Fifth Sunday of Easter: Acts 11:1-18: Psalm 148; Revelation 21:1-6; John 13:31-35
Yesterday a young white man, who had bought into the theory of the great replacement, murdered ten Black people in Buffalo. The shootings of Asian women in Dallas earlier this week appear to have been motivated by anti-Asian racism. Other shootings in recent years have targeted Jews, Muslims, Sikhs, and Mexicans, as well as the LGBTQ community. These communities are targeted as outsiders, polluting (in some way) society. So it is a matter of good timing that today’s reading from Acts provides an account of the process whereby Peter came to include gentiles in the Church.

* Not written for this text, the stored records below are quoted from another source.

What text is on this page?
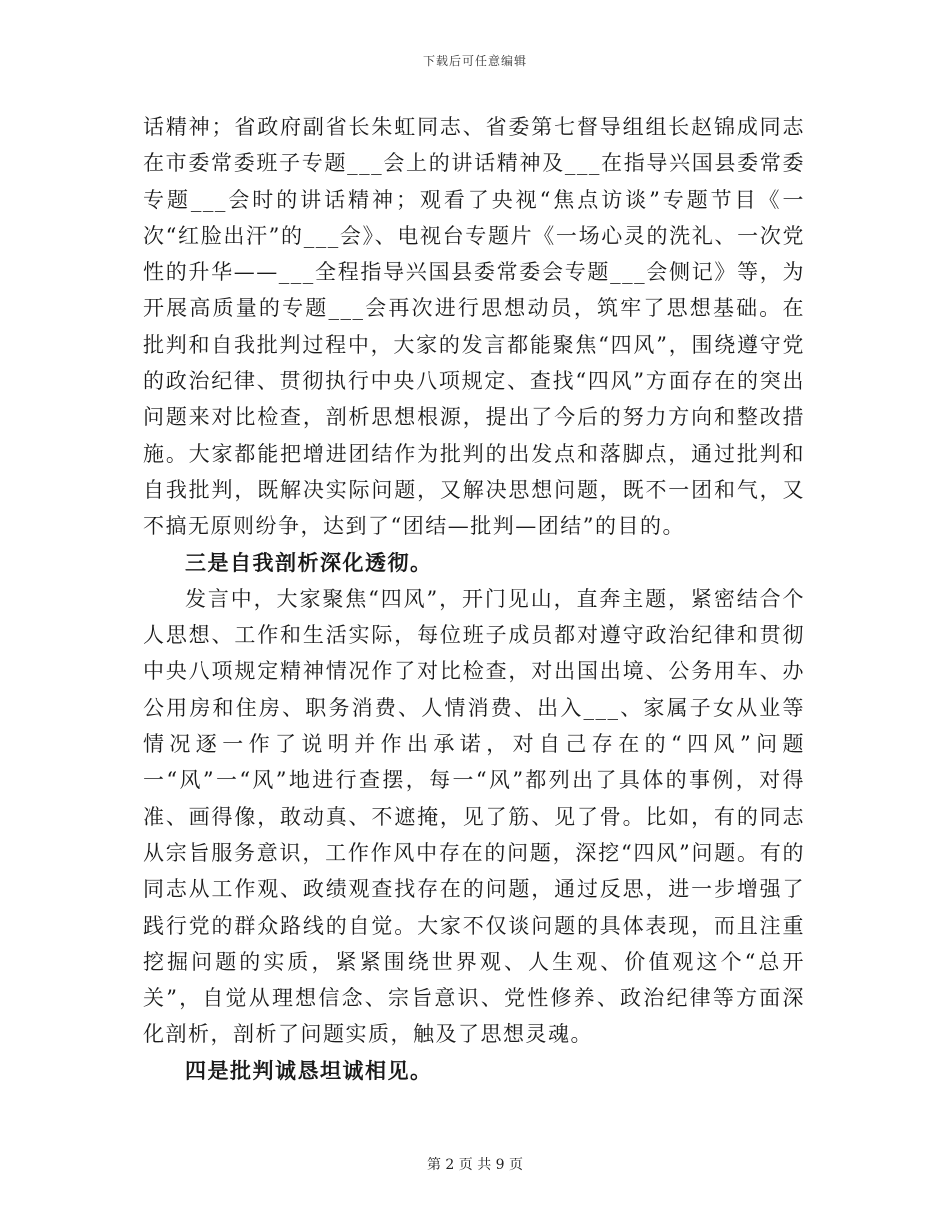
下载后可任意编辑

话精神；省政府副省长朱虹同志、省委第七督导组组长赵锦成同志在市委常委班子专题___会上的讲话精神及___在指导兴国县委常委专题___会时的讲话精神；观看了央视“焦点访谈”专题节目《一次“红脸出汗”的___会》、电视台专题片《一场心灵的洗礼、一次党性的升华——___全程指导兴国县委常委会专题___会侧记》等，为开展高质量的专题___会再次进行思想动员，筑牢了思想基础。在批判和自我批判过程中，大家的发言都能聚焦“四风”，围绕遵守党的政治纪律、贯彻执行中央八项规定、查找“四风”方面存在的突出问题来对比检查，剖析思想根源，提出了今后的努力方向和整改措施。大家都能把增进团结作为批判的出发点和落脚点，通过批判和自我批判，既解决实际问题，又解决思想问题，既不一团和气，又不搞无原则纷争，达到了“团结—批判—团结”的目的。

三是自我剖析深化透彻。

发言中，大家聚焦“四风”，开门见山，直奔主题，紧密结合个人思想、工作和生活实际，每位班子成员都对遵守政治纪律和贯彻中央八项规定精神情况作了对比检查，对出国出境、公务用车、办公用房和住房、职务消费、人情消费、出入___、家属子女从业等情况逐一作了说明并作出承诺，对自己存在的“四风”问题一“风”一“风”地进行查摆，每一“风”都列出了具体的事例，对得准、画得像，敢动真、不遮掩，见了筋、见了骨。比如，有的同志从宗旨服务意识，工作作风中存在的问题，深挖“四风”问题。有的同志从工作观、政绩观查找存在的问题，通过反思，进一步增强了践行党的群众路线的自觉。大家不仅谈问题的具体表现，而且注重挖掘问题的实质，紧紧围绕世界观、人生观、价值观这个“总开关”，自觉从理想信念、宗旨意识、党性修养、政治纪律等方面深化剖析，剖析了问题实质，触及了思想灵魂。

四是批判诚恳坦诚相见。

第 2 页 共 9 页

In Acts, Peter returns to Jerusalem and is criticized by the “circumsized believers” (the Jews) and asked why he went to “uncircumsized men” (gentiles) and ate with them. This is a question about purity, one that Jesus had faced as well. Peter describes his journey: he did not initially want to engage with the gentiles. When his vision orders him to get up, to “kill and eat”, Peter refuses, saying “‘nothing profane or unclean has ever entered my mouth'”. The voice from heaven tells him, “‘What God has made clean, you must not call profane.'” This exchange is repeated two more times before the vision ends.
When three men arrive at the house where Peter was, the spirit told him to go with them, and “not make a distinction between them and us”. He follows the men to a house, where the host tells him that he had a vision that he should send for Simon, called Peter, for a “message by which you and your whole household will be saved”. Peter tells his critics that when he began to speak, “he Holy Spirit fell upon them just as it had upon us at the beginning”.

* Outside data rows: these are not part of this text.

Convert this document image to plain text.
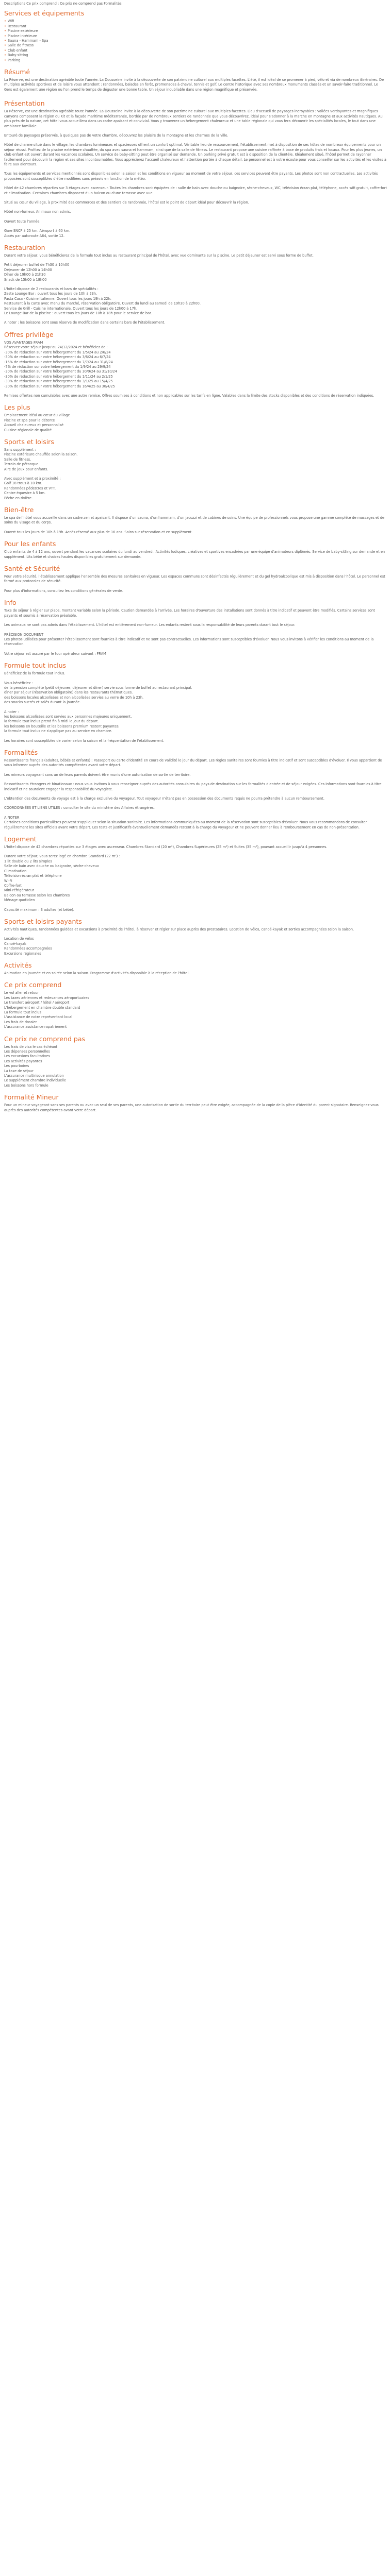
Descriptions Ce prix comprend : Ce prix ne comprend pas Formalités

Services et équipements
• Wifi
• Restaurant
• Piscine extérieure
• Piscine intérieure
• Sauna - Hammam - Spa
• Salle de fitness
• Club enfant
• Baby-sitting
• Parking
Résumé

La Réserve, est une destination agréable toute l'année. La Dousseine invite à la découverte de son patrimoine culturel aux multiples facettes. L'été, il est idéal de se promener à pied, vélo et via de nombreux itinéraires. De multiples activités sportives et de loisirs vous attendent : randonnées, balades en forêt, promenades à cheval, tennis et golf. Le centre historique avec ses nombreux monuments classés et un savoir-faire traditionnel. Le Gers est également une région ou l'on prend le temps de déguster une bonne table. Un séjour inoubliable dans une région magnifique et préservée.

Présentation

La Réserve, est une destination agréable toute l'année. La Dousseine invite à la découverte de son patrimoine culturel aux multiples facettes. Lieu d'accueil de paysages incroyables : vallées verdoyantes et magnifiques canyons composent la région du Kit et la façade maritime méditerranée, bordée par de nombreux sentiers de randonnée que vous découvrirez, idéal pour s'adonner à la marche en montagne et aux activités nautiques. Au plus près de la nature, cet hôtel vous accueillera dans un cadre apaisant et convivial. Vous y trouverez un hébergement chaleureux et une table régionale qui vous fera découvrir les spécialités locales, le tout dans une ambiance familiale.

Entouré de paysages préservés, à quelques pas de votre chambre, découvrez les plaisirs de la montagne et les charmes de la ville.

Hôtel de charme situé dans le village, les chambres lumineuses et spacieuses offrent un confort optimal. Véritable lieu de ressourcement, l'établissement met à disposition de ses hôtes de nombreux équipements pour un séjour réussi. Profitez de la piscine extérieure chauffée, du spa avec sauna et hammam, ainsi que de la salle de fitness. Le restaurant propose une cuisine raffinée à base de produits frais et locaux. Pour les plus jeunes, un club enfant est ouvert durant les vacances scolaires. Un service de baby-sitting peut être organisé sur demande. Un parking privé gratuit est à disposition de la clientèle. Idéalement situé, l'hôtel permet de rayonner facilement pour découvrir la région et ses sites incontournables. Vous apprécierez l'accueil chaleureux et l'attention portée à chaque détail. Le personnel est à votre écoute pour vous conseiller sur les activités et les visites à faire aux alentours.

Tous les équipements et services mentionnés sont disponibles selon la saison et les conditions en vigueur au moment de votre séjour, ces services peuvent être payants. Les photos sont non contractuelles. Les activités proposées sont susceptibles d'être modifiées sans préavis en fonction de la météo.

Hôtel de 42 chambres réparties sur 3 étages avec ascenseur. Toutes les chambres sont équipées de : salle de bain avec douche ou baignoire, sèche-cheveux, WC, télévision écran plat, téléphone, accès wifi gratuit, coffre-fort et climatisation. Certaines chambres disposent d'un balcon ou d'une terrasse avec vue.

Situé au cœur du village, à proximité des commerces et des sentiers de randonnée, l'hôtel est le point de départ idéal pour découvrir la région.

Hôtel non-fumeur. Animaux non admis.

Ouvert toute l'année.

Gare SNCF à 25 km. Aéroport à 60 km.
Accès par autoroute A64, sortie 12.
Restauration

Durant votre séjour, vous bénéficierez de la formule tout inclus au restaurant principal de l'hôtel, avec vue dominante sur la piscine. Le petit déjeuner est servi sous forme de buffet.

Petit déjeuner buffet de 7h30 à 10h00
Déjeuner de 12h00 à 14h00
Dîner de 19h00 à 21h30
Snack de 15h00 à 18h00
L'hôtel dispose de 2 restaurants et bars de spécialités :
Zeste Lounge Bar : ouvert tous les jours de 10h à 23h.
Pasta Casa - Cuisine Italienne. Ouvert tous les jours 19h à 22h.
Restaurant à la carte avec menu du marché, réservation obligatoire. Ouvert du lundi au samedi de 19h30 à 22h00.
Service de Grill - Cuisine internationale. Ouvert tous les jours de 12h00 à 17h.
Le Lounge Bar de la piscine : ouvert tous les jours de 10h à 18h pour le service de bar.

A noter : les boissons sont sous réserve de modification dans certains bars de l'établissement.

Offres privilège
VOS AVANTAGES FRAM
Réservez votre séjour jusqu'au 24/12/2024 et bénéficiez de :
-30% de réduction sur votre hébergement du 1/5/24 au 2/6/24
-30% de réduction sur votre hébergement du 3/6/24 au 6/7/24
-15% de réduction sur votre hébergement du 7/7/24 au 31/8/24
-7% de réduction sur votre hébergement du 1/9/24 au 29/9/24
-30% de réduction sur votre hébergement du 30/9/24 au 31/10/24
-30% de réduction sur votre hébergement du 1/11/24 au 2/1/25
-30% de réduction sur votre hébergement du 3/1/25 au 15/4/25
-30% de réduction sur votre hébergement du 16/4/25 au 30/4/25

Remises offertes non cumulables avec une autre remise. Offres soumises à conditions et non applicables sur les tarifs en ligne. Valables dans la limite des stocks disponibles et des conditions de réservation indiquées.

Les plus
Emplacement idéal au cœur du village
Piscine et spa pour la détente
Accueil chaleureux et personnalisé
Cuisine régionale de qualité
Sports et loisirs
Sans supplément :
Piscine extérieure chauffée selon la saison.
Salle de fitness.
Terrain de pétanque.
Aire de jeux pour enfants.
Avec supplément et à proximité :
Golf 18 trous à 10 km.
Randonnées pédestres et VTT.
Centre équestre à 5 km.
Pêche en rivière.
Bien-être

Le spa de l'hôtel vous accueille dans un cadre zen et apaisant. Il dispose d'un sauna, d'un hammam, d'un jacuzzi et de cabines de soins. Une équipe de professionnels vous propose une gamme complète de massages et de soins du visage et du corps.

Ouvert tous les jours de 10h à 19h. Accès réservé aux plus de 16 ans. Soins sur réservation et en supplément.

Pour les enfants

Club enfants de 4 à 12 ans, ouvert pendant les vacances scolaires du lundi au vendredi. Activités ludiques, créatives et sportives encadrées par une équipe d'animateurs diplômés. Service de baby-sitting sur demande et en supplément. Lits bébé et chaises hautes disponibles gratuitement sur demande.

Santé et Sécurité

Pour votre sécurité, l'établissement applique l'ensemble des mesures sanitaires en vigueur. Les espaces communs sont désinfectés régulièrement et du gel hydroalcoolique est mis à disposition dans l'hôtel. Le personnel est formé aux protocoles de sécurité.

Pour plus d'informations, consultez les conditions générales de vente.

Info

Taxe de séjour à régler sur place, montant variable selon la période. Caution demandée à l'arrivée. Les horaires d'ouverture des installations sont donnés à titre indicatif et peuvent être modifiés. Certains services sont payants et soumis à réservation préalable.

Les animaux ne sont pas admis dans l'établissement. L'hôtel est entièrement non-fumeur. Les enfants restent sous la responsabilité de leurs parents durant tout le séjour.

PRÉCISION DOCUMENT
Les photos utilisées pour présenter l'établissement sont fournies à titre indicatif et ne sont pas contractuelles. Les informations sont susceptibles d'évoluer. Nous vous invitons à vérifier les conditions au moment de la réservation.

Votre séjour est assuré par le tour opérateur suivant : FRAM

Formule tout inclus

Bénéficiez de la formule tout inclus.

Vous bénéficiez :
de la pension complète (petit déjeuner, déjeuner et dîner) servie sous forme de buffet au restaurant principal.
dîner par séjour (réservation obligatoire) dans les restaurants thématiques.
des boissons locales alcoolisées et non alcoolisées servies au verre de 10h à 23h.
des snacks sucrés et salés durant la journée.
A noter :
les boissons alcoolisées sont servies aux personnes majeures uniquement.
la formule tout inclus prend fin à midi le jour du départ.
les boissons en bouteille et les boissons premium restent payantes.
la formule tout inclus ne s'applique pas au service en chambre.

Les horaires sont susceptibles de varier selon la saison et la fréquentation de l'établissement.

Formalités

Ressortissants français (adultes, bébés et enfants) : Passeport ou carte d'identité en cours de validité le jour du départ. Les règles sanitaires sont fournies à titre indicatif et sont susceptibles d'évoluer. Il vous appartient de vous informer auprès des autorités compétentes avant votre départ.

Les mineurs voyageant sans un de leurs parents doivent être munis d'une autorisation de sortie de territoire.

Ressortissants étrangers et binationaux : nous vous invitons à vous renseigner auprès des autorités consulaires du pays de destination sur les formalités d'entrée et de séjour exigées. Ces informations sont fournies à titre indicatif et ne sauraient engager la responsabilité du voyagiste.

L'obtention des documents de voyage est à la charge exclusive du voyageur. Tout voyageur n'étant pas en possession des documents requis ne pourra prétendre à aucun remboursement.

COORDONNÉES ET LIENS UTILES : consulter le site du ministère des Affaires étrangères.

A NOTER
Certaines conditions particulières peuvent s'appliquer selon la situation sanitaire. Les informations communiquées au moment de la réservation sont susceptibles d'évoluer. Nous vous recommandons de consulter régulièrement les sites officiels avant votre départ. Les tests et justificatifs éventuellement demandés restent à la charge du voyageur et ne peuvent donner lieu à remboursement en cas de non-présentation.
Logement

L'hôtel dispose de 42 chambres réparties sur 3 étages avec ascenseur. Chambres Standard (20 m²), Chambres Supérieures (25 m²) et Suites (35 m²), pouvant accueillir jusqu'à 4 personnes.

Durant votre séjour, vous serez logé en chambre Standard (22 m²) :
1 lit double ou 2 lits simples
Salle de bain avec douche ou baignoire, sèche-cheveux
Climatisation
Télévision écran plat et téléphone
Wi-Fi
Coffre-fort
Mini-réfrigérateur
Balcon ou terrasse selon les chambres
Ménage quotidien

Capacité maximum : 3 adultes (et bébé).

Sports et loisirs payants

Activités nautiques, randonnées guidées et excursions à proximité de l'hôtel, à réserver et régler sur place auprès des prestataires. Location de vélos, canoë-kayak et sorties accompagnées selon la saison.

Location de vélos
Canoë-kayak
Randonnées accompagnées
Excursions régionales
Activités

Animation en journée et en soirée selon la saison. Programme d'activités disponible à la réception de l'hôtel.

Ce prix comprend
Le vol aller et retour
Les taxes aériennes et redevances aéroportuaires
Le transfert aéroport / hôtel / aéroport
L'hébergement en chambre double standard
La formule tout inclus
L'assistance de notre représentant local
Les frais de dossier
L'assurance assistance rapatriement
Ce prix ne comprend pas
Les frais de visa le cas échéant
Les dépenses personnelles
Les excursions facultatives
Les activités payantes
Les pourboires
La taxe de séjour
L'assurance multirisque annulation
Le supplément chambre individuelle
Les boissons hors formule
Formalité Mineur

Pour un mineur voyageant sans ses parents ou avec un seul de ses parents, une autorisation de sortie du territoire peut être exigée, accompagnée de la copie de la pièce d'identité du parent signataire. Renseignez-vous auprès des autorités compétentes avant votre départ.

As far as Peter was concerned, if they received the Holy Spirit as the disciples had in Jerusalem, they were included in the Church. And his critics were silenced, saying, “God has given even to the Gentiles the repentance that leads to life”. They were forced to see that God acted in ways they did not expect. It is hard to exaggerate what a transformative experience this was for both Peter and the other disciples in Jerusalem.
Today we still struggle, in both church and in the world, with questions of who belongs. Sitting in the Diocese of San Joaquin, where a former bishop tried to take the diocese out of the Episcopal church over the ordination of a gay bishop, we are familiar with these debates in the church. But desire for exclusion exists outside the church as well, motivating a wide range of political groups. Whether they are anti-immigrant, anti-Muslim, anti-Jew, anti-Black, anti-gay, or anti-trans, they seek to define some group or groups as outside the boundaries of “us”.
Who belongs? Jesus tells us in today’s Gospel: love one another. “By this everyone will know that you are my disciples, if you have love for one another.” Or, in the two great commandments, those who love God and love their neighbor. In the words of our Baptismal Covenant, we should “seek and serve Christ in all people”. At the end of the parable of the good Samaritan, Jesus asks his listeners, “Which of these three, do you think, was a neighbor to the man who fell into the hands of the robbers?” (Luke 10:36). Here being a neighbor is not a fact, but an action. Similarly, for Jesus, love is an action, not a feeling.
In the account from Acts, Peter is taking the teachings of Jesus into a new context, bringing new people into the church. We, as Christians, are constantly challenged with understanding the Gospel in a world very different from the one Jesus lived in. Who belongs, in our church or in our community? How are we neighbors to them?
If we follow Peter, and the parable of the Good Samaritan, we find ourselves looking to behavior. Peter saw that his audience of gentiles had received the Holy Spirit just as the disciples had. Jesus saw that the Samaritan acted as a neighbor to a man in need. We too need to be neighbors to those in need.
Who belongs? Those who love God and love their neighbor. This is not, Peter tells us, passive. And he, as well as other Christians in Jerusalem, had to admit that their boundaries had been wrong.
We can be neighbors to everyone in need. But we can also say that if you are excluding people from your idea of neighbors, whether because of race, ethnicity, sexuality, or gender identity or any other characteristic, you are not showing the love that Christ ordered us to show to each other.
Who belongs? From the beginning, the Church has struggled with this question. In today’s readings, both Jesus and Peter offer an answer. If we follow the Spirit, we know, like the early Christians in Acts, God has given “the repentance that leads to life” not just to “us”, but to those we least expect. And so we welcome all who will try, with us, to love one another.